1348364 - Disease Modifying Therapy is Not Protective against Myocardial Fibrosis in Young Patients with Sickle Cell Disease

We performed a retrospective chart review of pediatric and young adults with SCD who underwent CMR between 2020 and 2021. CMR-derived ventricular volumes were used to calculate ejection fraction and myocardial mass. ECV was measured from T1 maps acquired with a modified Look-Locker inversion recovery (MOLLI) sequence in short-axis pre- and post-contrast. T2 and T2* maps were obtained before contrast. Regions of interest for analysis were drawn in the interventricular septum at the mid-myocardial level.

Results:

Thirty-six patients (31 [86%] Hemoglobin [Hgb] SS, 4 [11%] Hgb SC, 1 [3%] Hgb SB+ thalassemia) underwent CMR during the study period (Table 1) due to abnormal echocardiograms. The median age at the time of CMR was 16.8 years (IQR 14.7-17.9). At the time of CMR, 13 (36%) patients were receiving hydroxyurea for a median treatment duration of 2.3 years (IQR 0.0–8.4), and 14 (39%) were receiving chronic transfusions (CTXN) for a median treatment duration of 0.3 years (IQR 0.0–2.5). Some patients switched from hydroxyurea to CTXN or vice versa, so the collective median duration of any DMT was 7.1 years (IQR 0.7-11.5). In the two years preceding the CMR, the frequency of SCD acute complications was as follows: 5 (14%) patients had 1-2 episodes of acute chest syndrome, and 7 (19%) patients had ≥1 episode of vaso-occlusive pain. The remaining participants had no vaso-occlusive events two years before undergoing CMR.

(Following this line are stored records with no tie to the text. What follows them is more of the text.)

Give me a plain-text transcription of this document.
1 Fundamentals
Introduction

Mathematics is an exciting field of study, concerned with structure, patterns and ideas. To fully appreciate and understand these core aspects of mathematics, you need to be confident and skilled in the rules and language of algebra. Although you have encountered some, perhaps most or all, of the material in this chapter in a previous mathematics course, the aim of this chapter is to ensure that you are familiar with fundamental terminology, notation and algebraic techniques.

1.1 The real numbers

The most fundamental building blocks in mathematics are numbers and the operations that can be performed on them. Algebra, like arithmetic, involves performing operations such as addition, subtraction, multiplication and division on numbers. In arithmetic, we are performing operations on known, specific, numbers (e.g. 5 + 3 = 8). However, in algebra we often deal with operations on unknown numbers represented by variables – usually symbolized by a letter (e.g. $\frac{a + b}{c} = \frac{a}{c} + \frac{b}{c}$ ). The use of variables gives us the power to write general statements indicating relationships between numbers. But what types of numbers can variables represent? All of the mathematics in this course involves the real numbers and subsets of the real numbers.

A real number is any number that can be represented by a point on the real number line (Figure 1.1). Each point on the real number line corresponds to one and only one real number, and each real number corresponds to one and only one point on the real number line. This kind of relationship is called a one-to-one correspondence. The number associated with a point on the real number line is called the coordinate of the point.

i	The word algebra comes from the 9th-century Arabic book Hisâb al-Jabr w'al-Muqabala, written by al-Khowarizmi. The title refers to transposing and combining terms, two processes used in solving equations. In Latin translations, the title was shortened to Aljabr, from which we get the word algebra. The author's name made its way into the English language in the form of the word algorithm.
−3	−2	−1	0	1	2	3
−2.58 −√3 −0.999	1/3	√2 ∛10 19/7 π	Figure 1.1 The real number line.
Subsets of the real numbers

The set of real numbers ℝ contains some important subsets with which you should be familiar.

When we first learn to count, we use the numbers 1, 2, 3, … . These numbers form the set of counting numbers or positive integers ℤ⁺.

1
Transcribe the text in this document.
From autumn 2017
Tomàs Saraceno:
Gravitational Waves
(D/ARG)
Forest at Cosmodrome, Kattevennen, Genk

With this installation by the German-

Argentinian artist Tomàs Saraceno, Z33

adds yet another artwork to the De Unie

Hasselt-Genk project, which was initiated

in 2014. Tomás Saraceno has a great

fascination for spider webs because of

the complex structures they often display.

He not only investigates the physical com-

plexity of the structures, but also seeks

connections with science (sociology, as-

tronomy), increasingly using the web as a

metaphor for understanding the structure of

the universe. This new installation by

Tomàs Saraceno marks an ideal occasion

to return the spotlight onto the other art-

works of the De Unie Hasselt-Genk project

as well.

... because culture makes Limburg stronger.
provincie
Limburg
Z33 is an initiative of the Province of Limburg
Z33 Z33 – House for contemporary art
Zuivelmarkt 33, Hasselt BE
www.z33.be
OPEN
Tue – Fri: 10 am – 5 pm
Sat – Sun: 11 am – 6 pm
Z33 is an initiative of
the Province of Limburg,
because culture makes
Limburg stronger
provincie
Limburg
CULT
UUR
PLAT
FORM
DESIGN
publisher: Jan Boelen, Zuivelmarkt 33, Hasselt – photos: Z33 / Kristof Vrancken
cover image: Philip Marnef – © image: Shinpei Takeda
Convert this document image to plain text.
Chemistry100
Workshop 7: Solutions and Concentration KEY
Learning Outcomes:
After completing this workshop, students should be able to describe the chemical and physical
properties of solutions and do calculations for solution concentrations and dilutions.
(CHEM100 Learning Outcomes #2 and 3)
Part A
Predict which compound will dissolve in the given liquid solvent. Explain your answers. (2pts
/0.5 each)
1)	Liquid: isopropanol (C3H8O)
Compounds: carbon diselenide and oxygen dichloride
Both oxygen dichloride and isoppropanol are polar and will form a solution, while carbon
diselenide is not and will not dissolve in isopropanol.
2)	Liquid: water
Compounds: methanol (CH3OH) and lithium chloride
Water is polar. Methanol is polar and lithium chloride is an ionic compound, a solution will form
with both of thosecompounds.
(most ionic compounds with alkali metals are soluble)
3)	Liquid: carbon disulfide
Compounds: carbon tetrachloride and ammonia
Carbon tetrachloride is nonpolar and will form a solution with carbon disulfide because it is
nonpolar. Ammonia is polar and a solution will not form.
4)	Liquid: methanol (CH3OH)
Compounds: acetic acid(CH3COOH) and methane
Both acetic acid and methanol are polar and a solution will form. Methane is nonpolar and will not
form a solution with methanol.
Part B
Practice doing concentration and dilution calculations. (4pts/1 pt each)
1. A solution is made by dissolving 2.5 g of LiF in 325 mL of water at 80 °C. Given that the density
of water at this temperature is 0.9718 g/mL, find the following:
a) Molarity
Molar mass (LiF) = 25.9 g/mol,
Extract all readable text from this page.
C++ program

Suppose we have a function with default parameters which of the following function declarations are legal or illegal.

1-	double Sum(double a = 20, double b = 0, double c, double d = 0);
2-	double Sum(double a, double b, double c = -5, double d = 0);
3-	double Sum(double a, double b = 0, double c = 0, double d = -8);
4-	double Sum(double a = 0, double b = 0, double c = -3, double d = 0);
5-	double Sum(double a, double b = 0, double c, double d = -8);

Many patients had left ventricle (LV, 22 [61%]; and right ventricle (RV, 17 [47%]) dilation. Twenty-one (58%) patients also had left atrial (LA) enlargement. Most (23 [64%]) patients had elevated LV cardiac index. Both LA volume and LV cardiac index were elevated despite DMT, whether hydroxyurea, CTXN or a combination of both, and no differences were observed relative to the type of DMT (Figure 1).

Nearly all patients (34 [94%]) had increased ECV, median ECV=31% (IQR 29-34). Duration of exposure to DMT was not associated with ECV (slope of ECV% versus years on DMT: 0.05, p=0.615). There was no difference in ECV among patients who started DMT before or after three years of age (Figure 2).

Conclusion: Our study highlights that diffuse myocardial fibrosis is nearly universal in children and young adults with SCD, even among patients with normal cardiac size and function. Our data further suggest that DMT does not mitigate the development of myocardial fibrosis, even if it is begun very early in life. These data demonstrate the use of CMR as an essential tool to identify cardiac changes from SCD and highlight the need of developing better cardioprotective strategies in patients with SCD.